Evidence.com allowed Chavez and a handful of others at APD to “edit lapel camera video in any number of ways,” according to the affidavit, including by “inserting or blurring images on the videos or by removing images from the video.”
“I was able to see, via the Evidence.com audit trail, that people had in fact deleted and/or altered lapel camera video,” he says in his affidavit. Furthermore, Chavez says that APD employees uploaded video from other sources, such as cellphones and surveillance cameras, to Evidence.com and altered those as well.
Also, Detective Christopher Whigham trained the department’s public information officers, command staff and officers in specialized units on how to delete and alter videos, according to Chavez.
Chavez accuses Detective Frank Pezzano of deleting and altering videos, and his affidavit says an APD lieutenant identified only by the last name of Aragon allowed Pezzano to do this.
[ame]http://public.evidence.com/help/pdfs/latest/EVIDENCE.com+Administrator+Reference+Guide.pdf[/ame]
A manual for Evidence.com published online last month by Taser supports many of Chavez’s claims about the process for editing or deleting videos.
Anyone with administrator privileges at an agency can delete videos. Clips remain in a queue for seven days. Administrators can “mask” entire videos or portions of them using four different “blur levels.”
APD has released videos that have been heavily blurred in spots, including in a case in which an
officer ran a fleeing suspect down with his truck, and another in which
officers stormed a legal syringe exchange in search of two drug trafficking suspects.
Dear fatally shot Mary Hawkes in April 2014, suspected of stealing a truck. Dear says Hawkes turned to face him, then pointed a gun at him. A forensics analysis conducted by the Hawkes family’s expert shows she was turning away from him and falling to the ground when he shot her in the back of the head.
Dear’s camera was functioning on the night of the shooting, but APD has said it did not record any video. Dear has since been fired from APD for insubordination and other alleged infractions, and he is fighting to get his job back. In a deposition for the civil rights lawsuit,
he asserted his Fifth Amendment right to remain silent more than 130 times.
But three other officers’ cameras captured some of the events of that night. According to Chavez’s affidavit, one officer’s video was “altered by changing the gradient of the resolution on the video.” Twenty seconds were deleted from another officer’s video. And officer Tanner Tixier’s video, which shows the shooting from a distance, “has been altered by using the functionalities within Evidence.com where you can make the slides the video blurry or unclear.”

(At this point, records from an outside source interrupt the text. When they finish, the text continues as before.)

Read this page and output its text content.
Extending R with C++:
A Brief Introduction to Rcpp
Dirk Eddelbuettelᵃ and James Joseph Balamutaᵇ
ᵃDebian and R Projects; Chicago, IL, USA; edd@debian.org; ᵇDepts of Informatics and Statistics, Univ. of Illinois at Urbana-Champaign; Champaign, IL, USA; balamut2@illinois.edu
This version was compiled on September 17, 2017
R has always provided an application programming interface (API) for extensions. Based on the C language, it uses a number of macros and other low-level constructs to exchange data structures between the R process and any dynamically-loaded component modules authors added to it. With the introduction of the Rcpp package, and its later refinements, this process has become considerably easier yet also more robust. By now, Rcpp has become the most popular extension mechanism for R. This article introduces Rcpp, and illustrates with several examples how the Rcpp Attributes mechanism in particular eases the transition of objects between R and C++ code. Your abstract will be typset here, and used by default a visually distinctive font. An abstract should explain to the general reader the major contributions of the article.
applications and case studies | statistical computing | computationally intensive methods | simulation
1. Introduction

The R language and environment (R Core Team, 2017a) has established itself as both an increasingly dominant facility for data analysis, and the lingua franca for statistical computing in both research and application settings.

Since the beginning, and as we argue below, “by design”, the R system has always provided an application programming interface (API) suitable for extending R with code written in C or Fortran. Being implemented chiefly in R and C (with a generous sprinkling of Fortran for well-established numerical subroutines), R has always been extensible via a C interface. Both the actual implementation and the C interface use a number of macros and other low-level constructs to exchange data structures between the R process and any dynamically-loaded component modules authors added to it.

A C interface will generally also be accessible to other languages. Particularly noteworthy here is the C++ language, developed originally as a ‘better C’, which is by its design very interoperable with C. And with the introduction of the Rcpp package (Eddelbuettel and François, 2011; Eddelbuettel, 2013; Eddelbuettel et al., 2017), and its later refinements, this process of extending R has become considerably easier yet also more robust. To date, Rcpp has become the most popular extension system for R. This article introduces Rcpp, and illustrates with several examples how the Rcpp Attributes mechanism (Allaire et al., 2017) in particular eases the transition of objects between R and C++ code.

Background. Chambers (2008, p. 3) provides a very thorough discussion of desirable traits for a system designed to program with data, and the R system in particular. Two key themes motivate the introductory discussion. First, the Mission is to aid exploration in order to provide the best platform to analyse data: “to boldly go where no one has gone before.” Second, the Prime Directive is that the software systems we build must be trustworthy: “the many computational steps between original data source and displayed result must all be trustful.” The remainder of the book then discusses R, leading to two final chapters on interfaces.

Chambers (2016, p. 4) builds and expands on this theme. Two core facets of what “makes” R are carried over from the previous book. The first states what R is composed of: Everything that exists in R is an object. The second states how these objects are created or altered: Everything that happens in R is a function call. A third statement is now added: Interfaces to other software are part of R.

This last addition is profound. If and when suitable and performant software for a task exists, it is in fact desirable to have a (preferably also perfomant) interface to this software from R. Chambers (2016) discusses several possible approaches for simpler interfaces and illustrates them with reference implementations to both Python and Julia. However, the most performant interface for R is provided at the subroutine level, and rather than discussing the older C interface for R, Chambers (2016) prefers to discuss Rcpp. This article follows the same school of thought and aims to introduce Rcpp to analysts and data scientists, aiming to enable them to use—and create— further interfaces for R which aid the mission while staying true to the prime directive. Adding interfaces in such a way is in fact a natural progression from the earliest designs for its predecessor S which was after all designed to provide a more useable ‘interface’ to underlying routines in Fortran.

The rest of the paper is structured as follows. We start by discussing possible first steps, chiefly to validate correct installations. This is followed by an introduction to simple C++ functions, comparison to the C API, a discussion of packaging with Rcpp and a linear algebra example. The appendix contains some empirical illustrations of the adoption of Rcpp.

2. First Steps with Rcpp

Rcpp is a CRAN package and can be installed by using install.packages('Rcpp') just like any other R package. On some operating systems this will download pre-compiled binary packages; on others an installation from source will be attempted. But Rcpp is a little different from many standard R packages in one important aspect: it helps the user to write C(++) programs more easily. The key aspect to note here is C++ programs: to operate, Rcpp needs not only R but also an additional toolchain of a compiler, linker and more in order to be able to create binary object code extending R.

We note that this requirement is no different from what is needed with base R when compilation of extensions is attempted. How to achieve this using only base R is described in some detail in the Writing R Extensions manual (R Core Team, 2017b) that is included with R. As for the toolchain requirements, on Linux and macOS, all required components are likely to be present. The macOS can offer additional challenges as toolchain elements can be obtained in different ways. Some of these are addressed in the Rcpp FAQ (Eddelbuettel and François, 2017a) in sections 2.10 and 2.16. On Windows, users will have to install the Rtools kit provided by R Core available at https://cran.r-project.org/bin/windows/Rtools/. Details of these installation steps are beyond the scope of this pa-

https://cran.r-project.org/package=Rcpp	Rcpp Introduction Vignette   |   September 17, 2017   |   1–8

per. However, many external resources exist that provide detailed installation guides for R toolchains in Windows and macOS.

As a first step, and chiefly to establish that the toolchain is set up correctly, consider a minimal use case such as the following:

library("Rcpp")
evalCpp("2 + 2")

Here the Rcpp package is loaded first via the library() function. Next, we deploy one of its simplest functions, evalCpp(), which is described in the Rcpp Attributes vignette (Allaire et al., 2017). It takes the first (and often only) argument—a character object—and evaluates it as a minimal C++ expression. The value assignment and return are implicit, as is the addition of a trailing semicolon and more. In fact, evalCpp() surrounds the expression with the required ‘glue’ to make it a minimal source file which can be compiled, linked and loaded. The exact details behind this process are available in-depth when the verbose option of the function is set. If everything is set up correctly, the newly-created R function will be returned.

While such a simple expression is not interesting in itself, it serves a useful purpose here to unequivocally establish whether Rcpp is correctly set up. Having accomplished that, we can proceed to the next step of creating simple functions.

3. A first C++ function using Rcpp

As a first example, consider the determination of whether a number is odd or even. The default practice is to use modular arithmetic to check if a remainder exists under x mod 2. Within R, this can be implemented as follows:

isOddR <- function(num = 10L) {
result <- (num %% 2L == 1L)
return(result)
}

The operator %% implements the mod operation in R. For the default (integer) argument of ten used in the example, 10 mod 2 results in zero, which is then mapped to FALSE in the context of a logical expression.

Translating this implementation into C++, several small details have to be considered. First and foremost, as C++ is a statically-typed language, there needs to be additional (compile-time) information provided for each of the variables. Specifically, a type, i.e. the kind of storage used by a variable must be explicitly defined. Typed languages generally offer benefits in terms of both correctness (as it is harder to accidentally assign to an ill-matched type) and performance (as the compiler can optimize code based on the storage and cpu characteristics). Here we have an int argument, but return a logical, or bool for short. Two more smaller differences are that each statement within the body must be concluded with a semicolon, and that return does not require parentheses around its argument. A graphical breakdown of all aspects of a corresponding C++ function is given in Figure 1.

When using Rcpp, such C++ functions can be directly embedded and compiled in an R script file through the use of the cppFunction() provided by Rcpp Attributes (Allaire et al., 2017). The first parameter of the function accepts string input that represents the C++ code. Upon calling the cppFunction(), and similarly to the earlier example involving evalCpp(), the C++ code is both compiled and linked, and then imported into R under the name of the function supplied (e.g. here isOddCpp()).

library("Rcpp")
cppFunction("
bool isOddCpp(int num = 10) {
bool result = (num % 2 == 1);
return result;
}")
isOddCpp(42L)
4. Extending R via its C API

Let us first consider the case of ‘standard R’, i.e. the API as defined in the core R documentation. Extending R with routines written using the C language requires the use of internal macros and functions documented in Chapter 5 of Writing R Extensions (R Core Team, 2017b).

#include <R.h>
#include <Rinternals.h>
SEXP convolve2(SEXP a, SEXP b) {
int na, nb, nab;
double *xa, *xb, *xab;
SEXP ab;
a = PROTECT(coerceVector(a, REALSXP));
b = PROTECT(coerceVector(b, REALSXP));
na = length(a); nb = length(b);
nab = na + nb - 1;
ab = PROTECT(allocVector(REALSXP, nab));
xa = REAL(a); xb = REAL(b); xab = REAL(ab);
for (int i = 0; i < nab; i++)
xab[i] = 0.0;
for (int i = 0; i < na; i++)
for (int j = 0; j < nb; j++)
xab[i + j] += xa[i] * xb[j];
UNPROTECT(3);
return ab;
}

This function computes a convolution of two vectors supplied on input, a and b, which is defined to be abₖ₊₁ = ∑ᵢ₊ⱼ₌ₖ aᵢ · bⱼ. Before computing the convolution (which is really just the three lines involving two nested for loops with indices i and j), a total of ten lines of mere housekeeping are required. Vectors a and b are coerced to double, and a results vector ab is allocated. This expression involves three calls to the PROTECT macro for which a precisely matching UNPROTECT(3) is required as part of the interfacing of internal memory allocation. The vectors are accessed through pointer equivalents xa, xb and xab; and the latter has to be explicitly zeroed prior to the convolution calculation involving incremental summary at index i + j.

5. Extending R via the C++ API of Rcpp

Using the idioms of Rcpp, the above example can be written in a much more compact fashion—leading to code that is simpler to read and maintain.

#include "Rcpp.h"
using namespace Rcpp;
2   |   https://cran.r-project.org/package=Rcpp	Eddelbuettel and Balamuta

None of the three videos from the Hawkes shooting appears to be blurred at the same level as videos APD has released from past incidents.
Officers Anthony Sedler and Ramon Ornelas fatally shot Jeremy Robertson in July 2014. According to a lawsuit filed by his family, Robertson was an informant wanted on a warrant for violating his probation on the day he was shot.

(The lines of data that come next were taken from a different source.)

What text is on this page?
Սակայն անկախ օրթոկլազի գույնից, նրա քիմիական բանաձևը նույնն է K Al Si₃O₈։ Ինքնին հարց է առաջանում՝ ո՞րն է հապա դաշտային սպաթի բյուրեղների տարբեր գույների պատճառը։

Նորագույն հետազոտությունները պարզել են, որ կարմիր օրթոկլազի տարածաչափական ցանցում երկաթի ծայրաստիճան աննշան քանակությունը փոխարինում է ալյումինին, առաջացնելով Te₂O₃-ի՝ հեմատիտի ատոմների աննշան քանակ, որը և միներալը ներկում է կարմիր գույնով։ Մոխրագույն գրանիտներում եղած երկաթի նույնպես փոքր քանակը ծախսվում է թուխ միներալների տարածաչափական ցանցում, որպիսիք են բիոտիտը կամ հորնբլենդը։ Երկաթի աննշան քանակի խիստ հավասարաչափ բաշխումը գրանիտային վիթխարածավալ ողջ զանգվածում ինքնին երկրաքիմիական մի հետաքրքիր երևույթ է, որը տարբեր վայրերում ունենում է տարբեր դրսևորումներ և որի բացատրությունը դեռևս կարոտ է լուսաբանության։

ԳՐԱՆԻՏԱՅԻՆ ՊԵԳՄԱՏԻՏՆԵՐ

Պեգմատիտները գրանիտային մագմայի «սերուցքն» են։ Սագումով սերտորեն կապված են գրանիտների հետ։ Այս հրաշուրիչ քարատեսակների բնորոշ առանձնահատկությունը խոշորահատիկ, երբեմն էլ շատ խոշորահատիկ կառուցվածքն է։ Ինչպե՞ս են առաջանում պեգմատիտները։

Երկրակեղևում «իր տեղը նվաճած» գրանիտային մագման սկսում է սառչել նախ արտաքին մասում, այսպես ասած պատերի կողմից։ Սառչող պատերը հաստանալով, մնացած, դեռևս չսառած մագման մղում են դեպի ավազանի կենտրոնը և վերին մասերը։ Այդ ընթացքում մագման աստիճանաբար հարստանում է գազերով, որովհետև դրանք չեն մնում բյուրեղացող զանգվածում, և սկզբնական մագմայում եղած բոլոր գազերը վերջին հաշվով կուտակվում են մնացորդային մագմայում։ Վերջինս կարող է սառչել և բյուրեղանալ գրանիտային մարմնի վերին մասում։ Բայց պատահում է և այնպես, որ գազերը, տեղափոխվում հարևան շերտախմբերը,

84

APD has released surveillance video that shows Sedler and Ornelas firing shots from behind a Dumpster and other videos from the day of the shooting. According to Chavez’s affidavit, portions of a video from a salon’s surveillance camera that showed the shooting have been deleted.
Chavez’s allegations mark the second time claims of deleted videos have arisen against APD. For years,
individual officers had the option to delete videos from their Scorpion cameras and, later, from Evidence.com. No allegations have surfaced until now of videos being deleted or altered in specific cases.
APD struggles to comply with a court-enforced settlement agreement between APD and the DOJ aimed at fixing a “culture of aggression.”
After a 16-month investigation, the DOJ ssued a searing set of findings against APD. Among its many criticisms, the DOJ found that “officers have consistently failed to follow the department’s lapel camera policy and have failed to record critical encounters.”